Ebenfalls um Wandlungsprozesse und damit um eine veränderte Selbstwahrnehmung geht es in dem Beitrag von Dr. Beate Schulze-Zehden, die sich mit der sich wandelnden Sexualität von Frauen im Alter befasst. Dieses Thema war lange Zeit tabuisiert. Die medizinische Psychologin kann in ihrem Beitrag nachweisen, dass Frauen sehr wohl auch nach den Wechseljahren eine erfüllte Sexualität erleben können. Die beiden Psychologen Jochen Ziegelmann und Sonia Lippke belegen anhand einer aktuellen Studie, dass sich das biologische Altern durch ausreichende sportliche Betätigung verzögern lässt. Der Volkswirt und Rentenexperte Prof. Dr. Klaus Jaeger beschäftigt sich mit den wirtschaftlichen Auswirkungen einer in Deutschland schrumpfenden Bevölkerungszahl.

Altern an sich ist keine Krankheit. Dennoch treten im Alter häufiger Erkrankungen auf als in der Jugend. Bisweilen werden alte Menschen medizinisch schlechter betreut als junge. Dies war eine Erkenntnis der Berliner Altersstudie (BASE) aus den neunziger Jahren. Prof. Dr. Michael Linden, Leiter der Forschungsgruppe Psychosomatische Rehabilitation am Klinikum Benjamin Franklin der Charité sowie der Abteilung Verhaltenstherapie und Psychosomatik an der BfA-Klinik Seehof, erzählt im Interview von der Problematik bei der Behandlung von Depressionen älterer Menschen. Die Wichtigkeit von universitärer Grundlagenforschung zeigt der Artikel über die wissenschaftliche Arbeit des Biochemikers Prof. Dr. Gerd Multhaup, der den Ursachen der Alzheimer Erkrankung nachgeht.

Bewegungsstörungen und deren natürlicher Verlauf sind durch ein langsames Fortschreiten unterschiedlicher Symptome gekennzeichnet. Die häufigsten Erscheinungsformen dieser Erkrankungen heißen Morbus Parkinson, Essentieller Tremor und Dystonie, die langfristig trotz medikamentöser Therapie zu einer erheblichen Einschränkung der Lebensqualität führen.
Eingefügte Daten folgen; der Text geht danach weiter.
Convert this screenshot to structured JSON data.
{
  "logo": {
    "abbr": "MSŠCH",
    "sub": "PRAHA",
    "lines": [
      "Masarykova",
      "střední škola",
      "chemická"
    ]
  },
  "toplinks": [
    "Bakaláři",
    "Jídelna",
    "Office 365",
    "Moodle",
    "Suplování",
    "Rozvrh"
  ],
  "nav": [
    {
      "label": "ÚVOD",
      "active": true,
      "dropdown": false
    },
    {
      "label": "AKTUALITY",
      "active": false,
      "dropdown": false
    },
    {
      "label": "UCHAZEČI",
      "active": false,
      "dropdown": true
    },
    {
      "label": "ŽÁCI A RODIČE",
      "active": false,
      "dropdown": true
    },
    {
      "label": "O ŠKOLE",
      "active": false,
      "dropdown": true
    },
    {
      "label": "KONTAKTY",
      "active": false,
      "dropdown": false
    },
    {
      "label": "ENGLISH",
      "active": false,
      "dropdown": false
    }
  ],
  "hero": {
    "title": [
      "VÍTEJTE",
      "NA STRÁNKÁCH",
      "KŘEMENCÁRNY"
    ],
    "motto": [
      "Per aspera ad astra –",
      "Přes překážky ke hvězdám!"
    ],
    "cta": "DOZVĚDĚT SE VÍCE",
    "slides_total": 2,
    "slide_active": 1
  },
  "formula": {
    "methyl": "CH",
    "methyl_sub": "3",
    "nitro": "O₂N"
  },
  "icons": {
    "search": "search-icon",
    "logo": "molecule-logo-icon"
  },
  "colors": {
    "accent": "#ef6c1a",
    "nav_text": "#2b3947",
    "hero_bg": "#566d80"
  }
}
Die Ursachen dieser degenerativen Hirnveränderungen sind Gegenstand intensiver Forschung am Universitätsklinikum Benjamin Franklin. Mit dem langsamen Altern des Herzens und den daraus folgenden Erkrankungen beschäftigt sich die Arbeitsgruppe um Prof. Dr. Heinz-Peter Schultheiss, die in einem abschließenden Artikel ihre Forschungsergebnisse in dem Heft präsentieren. Wir wünschen eine anregende Lektüre.